Competitive HIV-1 replication assay among HXB2 viruses carrying Asp (D), Cys (C), or Ser (S) at codon 215. HXB2215D or HXB2215C were mixed with HXB2215S at known ratios, and the proportion of S at codon 215 was monitored over time. Day 0 represents proportions in the initial virus mixture. (A) Mixtures of HXB2215S and HXB2215C. (B) Mixtures of HXB2215S and HXB2215D.

Discussion

We have investigated the prevalence of HIV-1 with mutations other than Y/F at codon 215 of the RT in 603 drug-naïve persons with established HIV-1 infection. We show that these mutations are not rare and are more prevalent than any other primary resistance mutations seen in the study population. The substantial prevalence heightens the importance of defining the significance of these mutations.

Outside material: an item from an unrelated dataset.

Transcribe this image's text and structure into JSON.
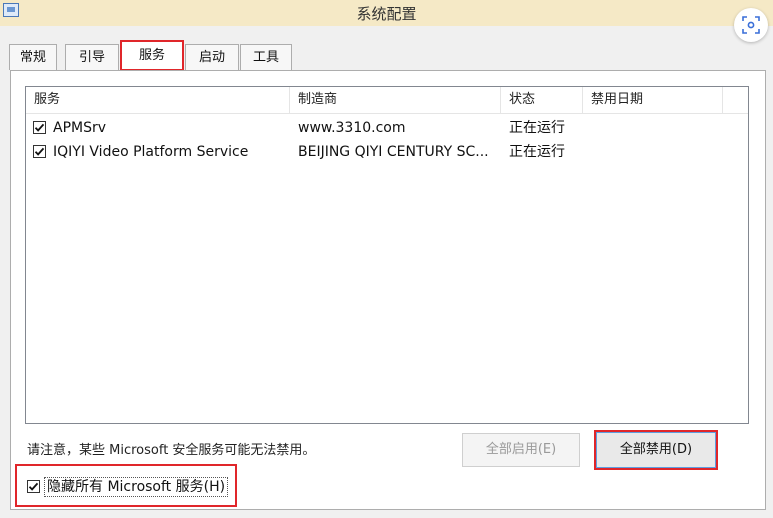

Our phenotypic results on all 20 HIV-1 isolates carrying 215C, 215D, or 215S or 215E indicate that these mutations do not confer resistance to AZT or other nucleoside analogs. The WT susceptibility to AZT was seen despite the presence of 41L, 67N, and/or 210W in some viruses, suggesting that a single nucleotide change from Y to either D, C, or S is sufficient for the loss of phenotypic resistance to AZT. These findings demonstrate that phenotypic reversion is not always associated with full genotypic reversion at codon 215. The low-level resistance to AZT found in one patient who had the 215I mutation may likely be related to the deletion at position 67, which has been previously associated with AZT resistance (30). The loss of 215Y in viruses containing 41L and/or 210W suggests that reversion at codon 215 is the first to occur, probably reflecting a higher impact of 215Y on fitness compared with other AZT-selected mutations such as 41L or 210W (16, 18).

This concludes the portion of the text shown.